Comcast Corp, the biggest cable operator in the United States, offered on Tuesday to pay $31 billion to buy Sky, challenging Rupert Murdoch’s Fox and Bob Iger’s Walt Disney for the European pay-TV jewel.
Comcast, a $184 billion media giant which owns NBC and Universal Pictures, said it was offering 12.50 pounds per share, significantly higher than the 10.75 pounds per share agreed by Fox. Shares in Sky soared 18 percent.
Present in 23 million homes across Europe and known for its technological innovation, Britain’s Sky has already agreed to be sold to Murdoch’s 21st Century Fox but the takeover has been delayed by concerns over the media tycoon’s influence in Britain.
That has complicated a separate $52 billion deal by Disney to buy Fox assets including Sky.
“Sky and Comcast are a perfect fit: we are both leaders in creating and distributing content,” Comcast Chief Executive Officer Brian L. Roberts, 58, said. “We think Sky is an outstanding company.”
The latest round of major deals indicates the pressures being felt by traditional cable television networks which have been losing customers to streaming services like Netflix Inc and Amazon.com Inc..
Shares in Sky rose to 13.08 pounds as investors hoped the ensuing bid battle would push both sides to offer a higher price.
“The initial share price reaction suggests that this story has further to run, with Sky’s price leaping above the level of the already increased Comcast offer,” said Richard Hunter, Head of Markets at Interactive Investor.
The proposed offer pits Comcast’s Roberts against Murdoch, the 86-year-old tycoon who helped to launch Sky in Britain, and who has been edging towards finally getting his hands on Sky after he first bid for the company eight years ago.
It also pits Roberts against Disney’s Iger, a longtime rival after Comcast tried to buy Disney for $54 billion in 2004.
Comcast said it had not yet engaged with Sky over the proposal and nearly 90 minutes after the statement came out, Sky was yet to respond.
“We would like to own the whole of Sky and we will be looking to acquire over 50 percent of the Sky shares,” Comcast CEO Roberts said.
“Innovation is at the heart of what we do: by combining the two companies we create significant opportunities for growth,” he said.
All eyes on Sky
Sky’s chairman is Murdoch’s son James, who is the chief executive of 21st Century Fox, so Comcast will have to gain the support of the independent shareholders for its better offer if it does not make a hostile bid.
Fox agreed to buy the 61 percent of Sky it did not already own in December 2016 but the takeover has been repeatedly held up by regulatory concerns that Murdoch controls too much media in Britain.
Some Sky shareholders have also started to complain that the offer was too low.

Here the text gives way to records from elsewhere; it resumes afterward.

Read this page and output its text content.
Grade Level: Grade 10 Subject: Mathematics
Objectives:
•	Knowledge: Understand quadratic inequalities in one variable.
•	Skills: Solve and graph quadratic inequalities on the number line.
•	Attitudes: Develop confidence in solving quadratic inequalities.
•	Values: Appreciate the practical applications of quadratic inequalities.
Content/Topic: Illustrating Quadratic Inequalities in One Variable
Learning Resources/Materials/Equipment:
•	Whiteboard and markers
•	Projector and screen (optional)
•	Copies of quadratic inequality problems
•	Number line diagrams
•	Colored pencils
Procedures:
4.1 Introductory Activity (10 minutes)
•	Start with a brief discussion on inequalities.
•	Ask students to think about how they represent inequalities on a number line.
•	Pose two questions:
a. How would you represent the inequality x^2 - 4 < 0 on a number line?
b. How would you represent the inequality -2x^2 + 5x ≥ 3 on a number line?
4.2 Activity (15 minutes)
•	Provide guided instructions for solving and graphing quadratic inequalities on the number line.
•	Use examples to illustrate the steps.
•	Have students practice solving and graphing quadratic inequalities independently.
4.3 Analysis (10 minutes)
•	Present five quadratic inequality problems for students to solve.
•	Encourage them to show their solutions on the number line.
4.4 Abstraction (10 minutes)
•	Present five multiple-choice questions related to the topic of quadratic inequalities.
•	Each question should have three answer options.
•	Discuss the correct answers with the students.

In December, hedge fund manager Crispin Odey argued that Sky was being sold too cheaply.
Britain’s competition regulator said in January that Murdoch’s planned takeover should be blocked unless a way was found to prevent him from influencing the network’s news operation, Sky News.
The Competition and Markets Authority (CMA) said that the deal would give Murdoch too much influence and so would not be in the public interest.
Murdoch’s news outlets are watched, read or heard by nearly a third of Britons and have a combined share of public news consumption that is significantly greater than all other news providers, except the BBC and commercial TV news provider ITN.
Last week, Fox made further concessions, with a promise to maintain and fund a fully independent Sky-branded news service for 10 years.
Comcast said it had only a minimal presence in the British media market and did not see any plurality concerns over its proposal.
Comcast said it recognized that Sky News was an “invaluable part of the UK news landscape” and it intended to maintain Sky News’ existing brand and culture, as well as its strong track record for high-quality impartial news and adherence to broadcasting standards.
“Our strong market positions are complementary with Sky’s leadership in Europe enhancing our preeminent position in the U.S.,” Comcast’s Roberts said.